Samsung Galaxy Tab Beating Motorola Android Tablet to Market

 
 
By Clint Boulton  |  Posted 2010-09-18
 
 
 

Samsung Galaxy Tab Beating Motorola Android Tablet to Market


When Samsung introduced its 7-inch Galaxy Tab at a media event in New York City, it offered plenty of product specifics but left availability and pricing to the four U.S. wireless carriers that will offer the device.  

The four major U.S. wireless device carriers-Verizon Wireless, AT&T, Sprint and T-Mobile-all said they plan to sell the tablet this holiday season.

Motorola co-CEO Sanjay Jha said this week his company won't deliver a tablet until early 2011. This means that Samsung is beating Motorola to the Android tablet market.

Samsung, which lags well behind Motorola in sales of Android -based smartphones, will have the benefit of a full holiday-selling cycle to give it a leg up over its U.S.-based competition.

Jha hinted Motorola requires the extra time to make a tablet that is competitive with Apple's iPad. The suggestion may have been an implication that Jha believes Samsung's Galaxy Tab isn't ready to compete with the market-leading tablet.

One major reason for this may be that the Galaxy Tab will run Android 2.2, the flavor of the OS currently powering many popular smartphones. Google said itself Android 2.2 is not optimized for tablets. Archos is also offering several tablets based on Android 2.2 this month and next.
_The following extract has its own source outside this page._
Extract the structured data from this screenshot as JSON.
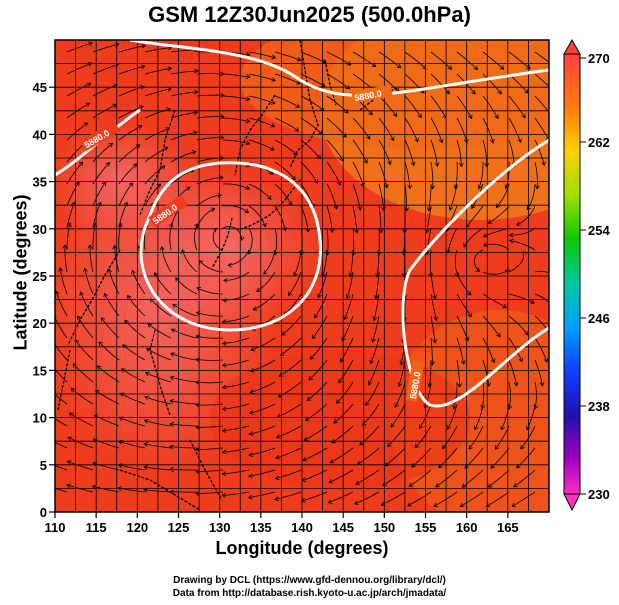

All indications are that Motorola is building a tablet based on Android 3.0, code-named Gingerbread, which is specially designed to accommodate applications for the larger screen resolution a tablet affords.

Regardless of what Jha meant or didn't mean, Galaxy Tab will have the benefit of 2010 holiday sales Motorola won't have. How consumers cotton to the Samsung gadget is anyone's guess. Analysts offered eWEEK different opinions on the issue.

Analysts Debate Viability of Galaxy Tab vs. iPad


 

Gartner Research analyst Carolina Milanesi told eWEEK that the fact that Android 2.2 is not optimized for the tablet form factor leaves room for Motorola and other vendors to catch up.

She noted that early Android tablets will largely sport 7-inch screens, making them closer to large smartphones than desktop-sized screens. That opens the door for devices with touch screens that approach the iPad's 14-inch surface.  

"As long as companies such as Motorola are ready to hit the market as soon as Gingerbread is ready, I think they will be OK," Milanesi told eWEEK. "When it comes to Motorola, I think there are other challenges such as brand and market presence outside of the U.S. to drive volume."

IDC analyst Susan Kevorkian largely agreed with Milanesi. She noted that Samsung, for better or worse, is going to be the guinea pig for tablets running Android 2.2.

"We expect that Samsung has addressed these issues one way or another in terms of optimizing the software for its media tablet," Kevorkian told eWEEK. "But, that being said, it's in Samsung's best interest to enable users to upgrade to Android 3.0 as soon as possible once it becomes available."

Once that happens, Samsung and its Galaxy Tab will be in position to be a strong competitor versus Apple's iPad, she said. Not everyone agrees with that sentiment.

Forrester Research analyst Sarah Rotman Epps believes the whole Samsung versus Motorola Android tablet argument may be moot, noting that most "me too" Android tablets that pop up over the next year won't challenge the iPad.

"This holiday, we don't think Android tablets will be much of a factor-it's all about the iPad," Epps told eWEEK.

"Starting next year, that will change-Android could take as much as 20 percent market share, and collectively we expect Android tablets to surpass iPads in sales within two to three years."